We always thought that Mr. Craigett was so lucky to live in such a cool house.

People that God Used in my Life

Dad sold the farm in Myrtle Creek in 1965 and we bought a farm in Trout Lake, Washington, and soon turned it into a dairy with 60 cows. Trout Lake was a small community with only two churches and a very small school, there were 7 in my graduating class. We attended Mt Adams Baptist Church which was a great church for our family. As small as the church was we supported a lot of different Missionaries. One of my favorite things was when a missionary was home they would visit all their supporting churches, give a report of their work in whatever country they were in, and usually preach a sermon. I learned a lot about world geography, the cultures of different countries, and the politics of those same countries. Some of the missionaries were great preachers, and one missionary, in particular, had a huge impact on my life. David and Patti Jo Yount were missionaries to the Philippines and started and built a very big and successful church there, successful meaning that they reached many, many people with the gospel of Jesus Christ. I lived in Trout Lake from 1965 until 1976 when Patty and I left for me to become the pastor at Jefferson. During that time I heard David Yount preach 3 times and each time I was greatly impacted to the point that I can remember each of his sermons as if I just heard them yesterday. They were home from the Philippines in 1976 and I asked him if we could get together so I could get some counsel from him on my struggle with whether I should farm or go to Jefferson and become a pastor.

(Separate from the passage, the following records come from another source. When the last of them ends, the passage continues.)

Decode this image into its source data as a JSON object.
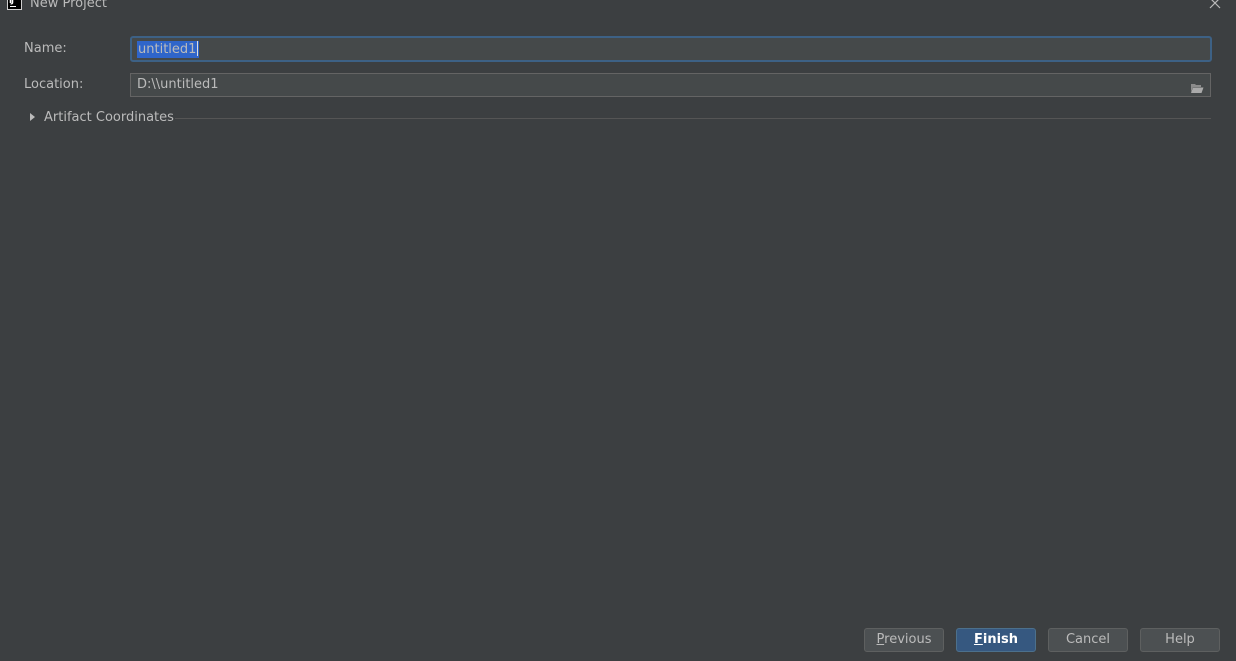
{
  "window": {
    "title": "New Project",
    "icon": "intellij-idea-icon"
  },
  "form": {
    "name_label": "Name:",
    "name_value": "untitled1",
    "location_label": "Location:",
    "location_value": "D:\\\\untitled1",
    "browse_icon": "folder-open-icon"
  },
  "section": {
    "label": "Artifact Coordinates",
    "expanded": false
  },
  "buttons": {
    "previous_mnemonic": "P",
    "previous_rest": "revious",
    "finish_mnemonic": "F",
    "finish_rest": "inish",
    "cancel": "Cancel",
    "help": "Help"
  },
  "colors": {
    "background": "#3c3f41",
    "field": "#45494a",
    "focus_border": "#3d6185",
    "selection": "#2f65ca",
    "default_button": "#365880"
  }
}
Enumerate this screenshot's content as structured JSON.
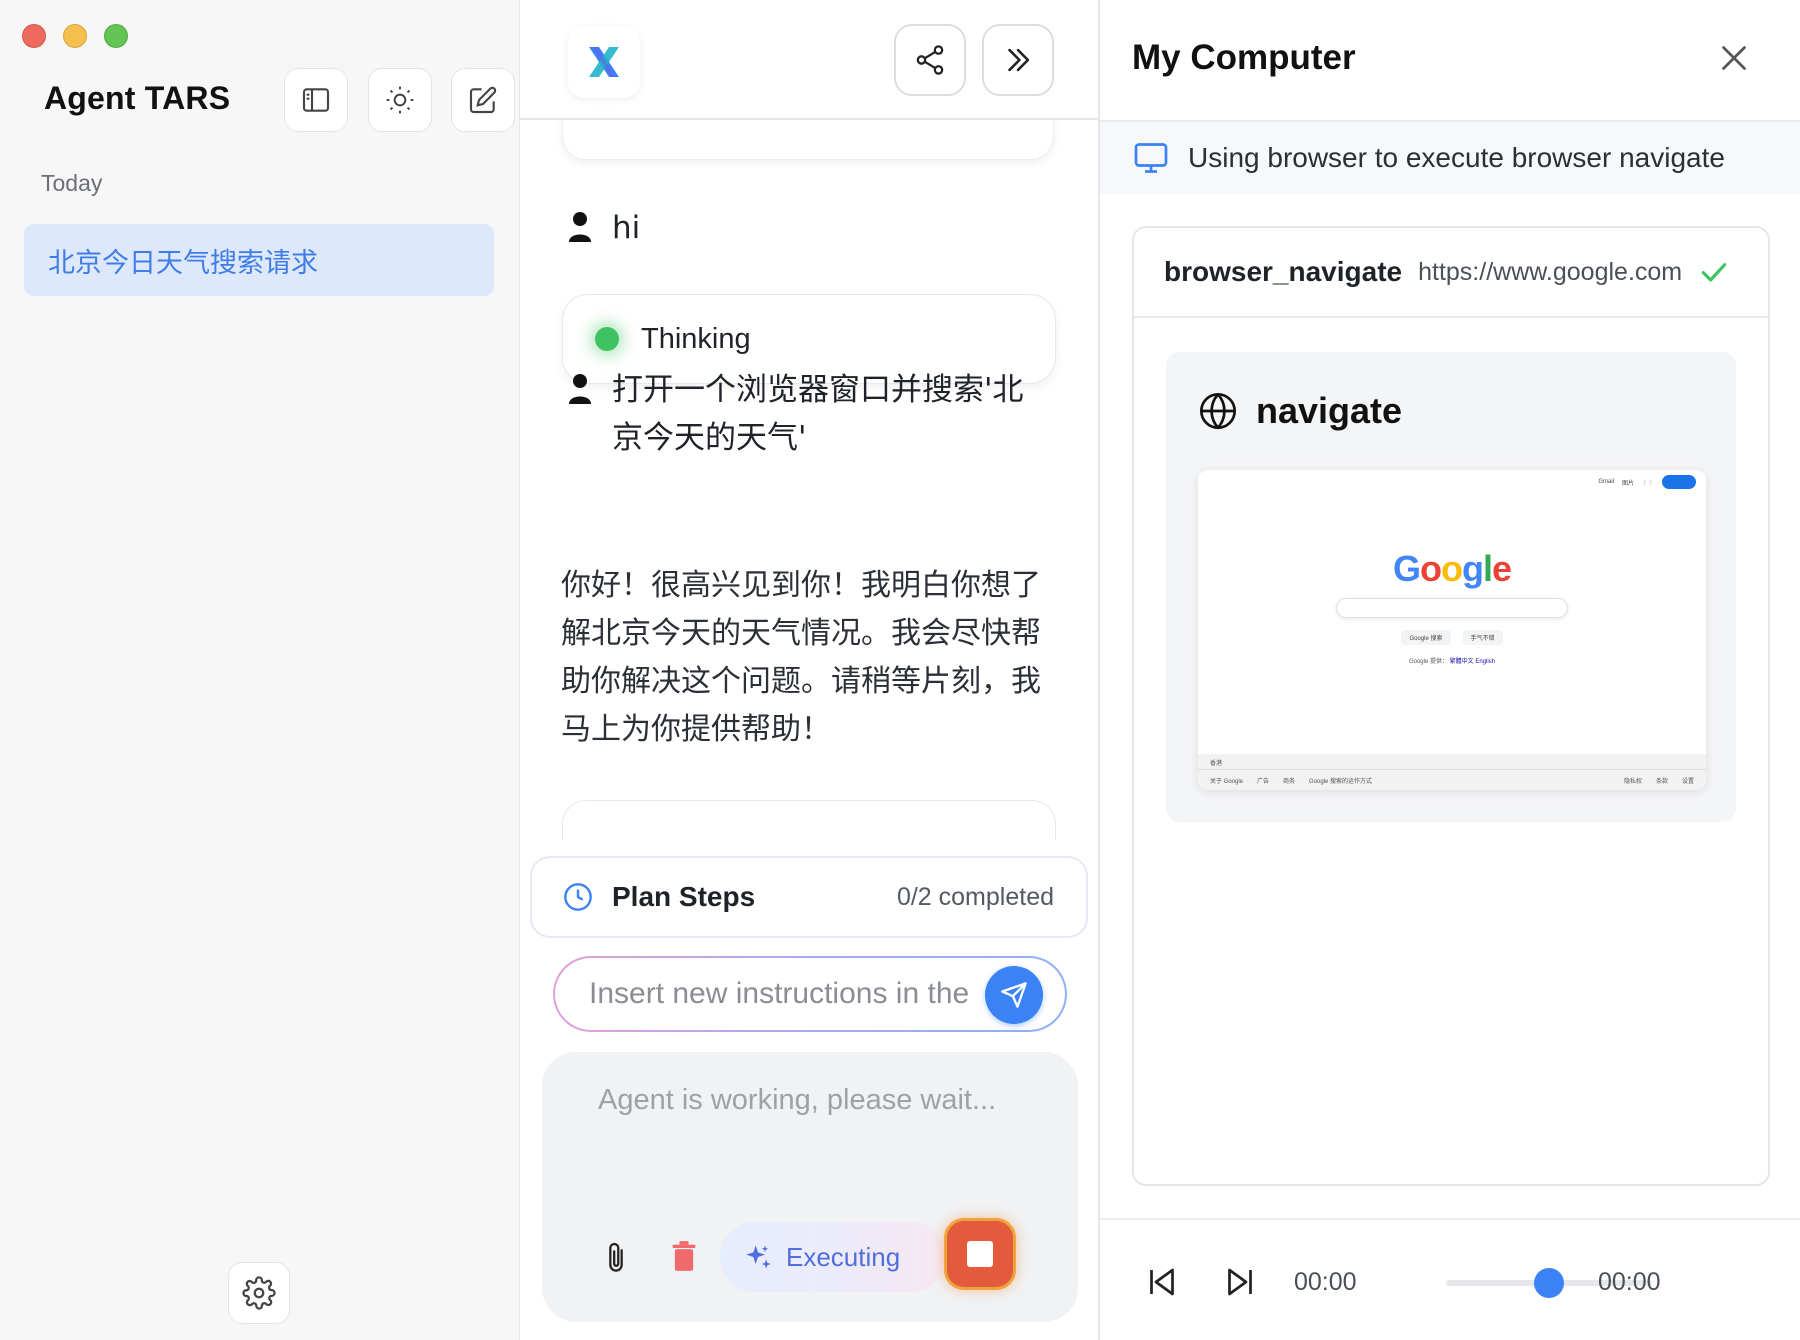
{
  "window": {
    "controls": [
      "close",
      "minimize",
      "maximize"
    ]
  },
  "sidebar": {
    "app_name": "Agent TARS",
    "section_label": "Today",
    "sessions": [
      {
        "title": "北京今日天气搜索请求",
        "active": true
      }
    ],
    "buttons": [
      "panel-layout-icon",
      "sun-icon",
      "edit-icon"
    ],
    "settings_icon": "gear-icon"
  },
  "chat": {
    "header": {
      "logo": "agent-tars-logo",
      "share_icon": "share-icon",
      "collapse_icon": "double-chevron-right-icon"
    },
    "messages": [
      {
        "role": "user",
        "text": "hi"
      },
      {
        "role": "assistant_status",
        "text": "Thinking"
      },
      {
        "role": "user",
        "text": "打开一个浏览器窗口并搜索'北京今天的天气'"
      },
      {
        "role": "assistant",
        "text": "你好！很高兴见到你！我明白你想了解北京今天的天气情况。我会尽快帮助你解决这个问题。请稍等片刻，我马上为你提供帮助！"
      }
    ],
    "plan": {
      "title": "Plan Steps",
      "progress": "0/2 completed"
    },
    "instruction_input": {
      "placeholder": "Insert new instructions in the",
      "value": ""
    },
    "composer": {
      "placeholder": "Agent is working, please wait...",
      "executing_label": "Executing"
    }
  },
  "panel": {
    "title": "My Computer",
    "status": "Using browser to execute browser navigate",
    "tool": {
      "name": "browser_navigate",
      "url": "https://www.google.com",
      "success": true
    },
    "action_title": "navigate",
    "screenshot": {
      "logo": "Google",
      "top_links": [
        "Gmail",
        "图片"
      ],
      "buttons": [
        "Google 搜索",
        "手气不错"
      ],
      "language_prefix": "Google 提供：",
      "language_links": "繁體中文  English",
      "footer_region": "香港",
      "footer_left": [
        "关于 Google",
        "广告",
        "商务",
        "Google 搜索的运作方式"
      ],
      "footer_right": [
        "隐私权",
        "条款",
        "设置"
      ]
    },
    "player": {
      "current_time": "00:00",
      "total_time": "00:00",
      "progress": 0.5
    }
  },
  "colors": {
    "accent": "#3b82f6",
    "session_bg": "#dde9fb",
    "session_text": "#3f7ce8",
    "thinking_dot": "#3fc361",
    "stop_button": "#e45a3c",
    "success": "#3fc361"
  }
}
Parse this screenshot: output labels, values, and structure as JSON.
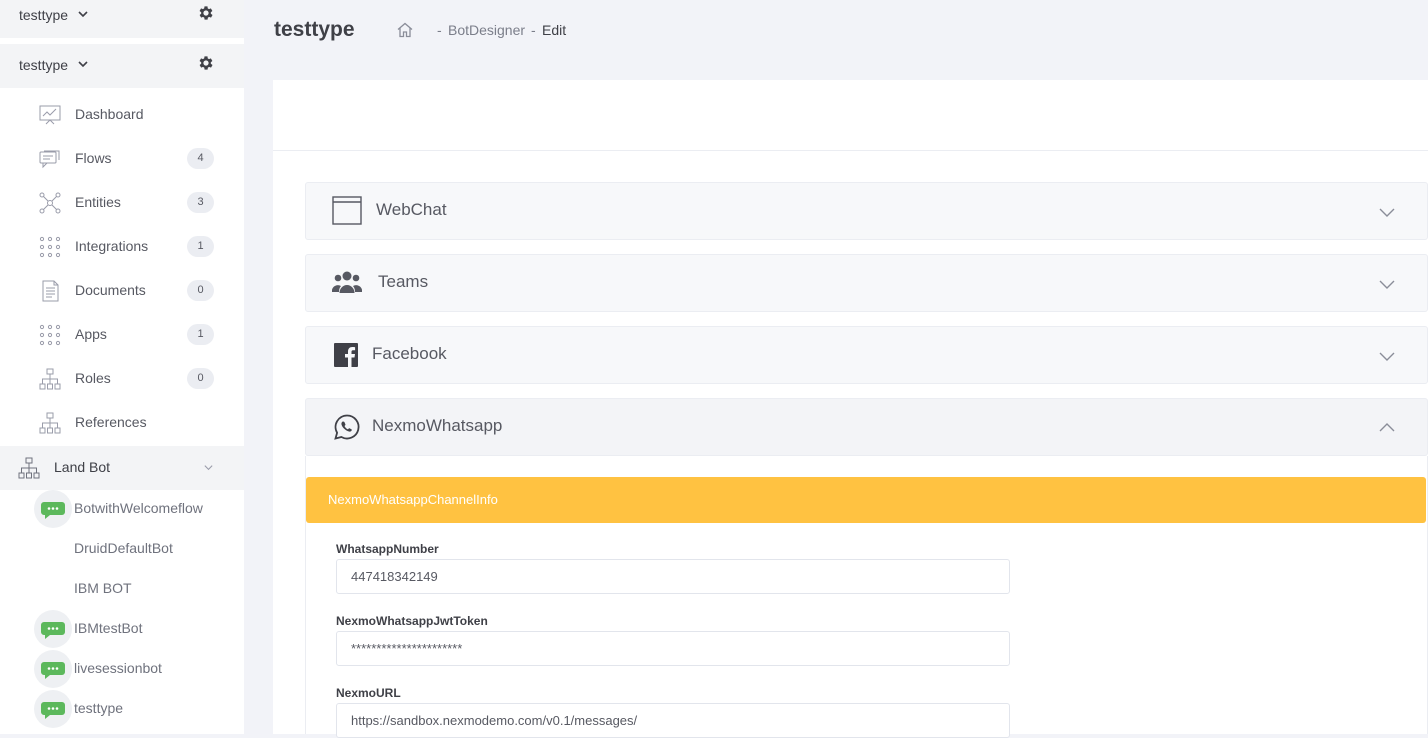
{
  "sidebar": {
    "header_top": {
      "title": "testtype"
    },
    "header": {
      "title": "testtype"
    },
    "items": [
      {
        "label": "Dashboard",
        "icon": "dashboard-icon"
      },
      {
        "label": "Flows",
        "badge": "4",
        "icon": "flows-icon"
      },
      {
        "label": "Entities",
        "badge": "3",
        "icon": "entities-icon"
      },
      {
        "label": "Integrations",
        "badge": "1",
        "icon": "integrations-icon"
      },
      {
        "label": "Documents",
        "badge": "0",
        "icon": "documents-icon"
      },
      {
        "label": "Apps",
        "badge": "1",
        "icon": "apps-icon"
      },
      {
        "label": "Roles",
        "badge": "0",
        "icon": "roles-icon"
      },
      {
        "label": "References",
        "icon": "references-icon"
      }
    ],
    "group": {
      "label": "Land Bot"
    },
    "bots": [
      {
        "label": "BotwithWelcomeflow",
        "avatar": true
      },
      {
        "label": "DruidDefaultBot",
        "avatar": false
      },
      {
        "label": "IBM BOT",
        "avatar": false
      },
      {
        "label": "IBMtestBot",
        "avatar": true
      },
      {
        "label": "livesessionbot",
        "avatar": true
      },
      {
        "label": "testtype",
        "avatar": true
      }
    ]
  },
  "header": {
    "title": "testtype",
    "breadcrumb": {
      "sep": "-",
      "item1": "BotDesigner",
      "item2": "Edit"
    }
  },
  "channels": [
    {
      "label": "WebChat",
      "icon": "window-icon",
      "expanded": false
    },
    {
      "label": "Teams",
      "icon": "users-icon",
      "expanded": false
    },
    {
      "label": "Facebook",
      "icon": "facebook-icon",
      "expanded": false
    },
    {
      "label": "NexmoWhatsapp",
      "icon": "whatsapp-icon",
      "expanded": true
    }
  ],
  "nexmo": {
    "section_title": "NexmoWhatsappChannelInfo",
    "fields": [
      {
        "label": "WhatsappNumber",
        "value": "447418342149"
      },
      {
        "label": "NexmoWhatsappJwtToken",
        "value": "**********************"
      },
      {
        "label": "NexmoURL",
        "value": "https://sandbox.nexmodemo.com/v0.1/messages/"
      }
    ]
  },
  "colors": {
    "accent": "#ffc241",
    "bot_avatar": "#5cb85c",
    "sidebar_active_bg": "#f3f4f6"
  }
}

He is the one who gave me the quote that I use all the time, “ get close to God, and do what you want, because if you get close to God He will put His will in your heart in the form of a strong desire or dream.” He also asked me how much I read my Bible and I answered, “ every day, and I read it through every year. “ He looked at me intently for what seemed several minutes and said, “my counsel to you is that you go and Pastor because God will use you and bless your ministry.”

For some reason I got to thinking of him tonight and googled his name and found several youtube videos that he and Patti Jo made. In one of them was the same message that he gave to me 44 years ago, “ the more you read the Bible, study it, and memorize it, the more He will use you to do His work.” I also saw a video of his funeral service when he died in 2021. “Say hi for me Lord, and tell him thank you.”